Three-kilometre time-trials, body fat tests, and heavyweight training programmes are the order of the day. New game-plans and tactics are being developed, new signings integrated and new equipment tested out. Occasionally, the routine is interrupted by a press day, goal-setting session or a warm- up game but other than that the training continues uninterrupted. Believe it or not, the attitude is that we'll play whoever is put in front of us. All we can do is concentrate on those things we can control and aim to produce a high level of performance within the context of whatever competitive structure eventually emerges.

In other areas of the club the consequences of collective confusion are much more serious. How does a relatively new professional sport market itself without an agreed fixture list? The sale of season tickets becomes incredibly difficult and the matching of corporate sponsors to specific games impossible. I can think of no other sport which has got itself into such an almighty mess. Every commercial department in every club is fighting with one hand tied behind its back. Every week bring news of another Neath, Moseley, Coventry or Bristol.

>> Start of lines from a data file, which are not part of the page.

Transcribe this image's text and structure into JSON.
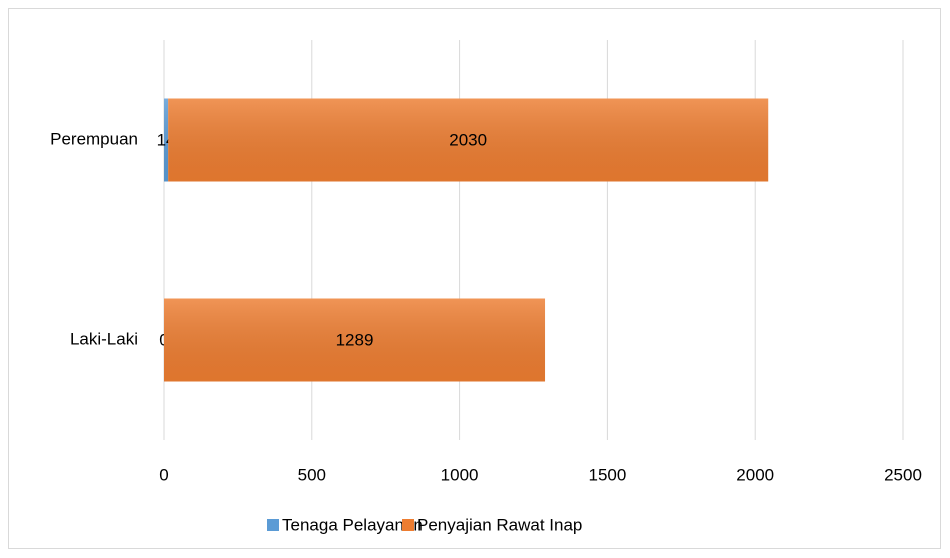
{
  "chart_data": {
    "type": "hbar_stacked",
    "categories": [
      "Laki-Laki",
      "Perempuan"
    ],
    "series": [
      {
        "name": "Tenaga Pelayanan",
        "color": "#5b9bd5",
        "values": [
          0,
          14
        ]
      },
      {
        "name": "Penyajian Rawat Inap",
        "color": "#ed7d31",
        "values": [
          1289,
          2030
        ]
      }
    ],
    "xlim": [
      0,
      2500
    ],
    "xticks": [
      0,
      500,
      1000,
      1500,
      2000,
      2500
    ],
    "grid": true,
    "legend": "bottom"
  }
}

And somewhere, dimly lurking in the future, lies the real worry. Namely the chance that all this self-inflicted chaos will, at some point, so infuriate and anger the game's supporters that they will simply give up the ghost. Rugby has always drawn upon a reservoir of largely untapped goodwill. Instinctively its followers have always given it the benefit of the doubt but such patience is not inexhaustible - another year of in-fighting could result in a real downturn in public interest (and with it TV coverage). If that happens I wonder how much help we can expect from the IRB and what sort of game the domestic unions will have left to preside over?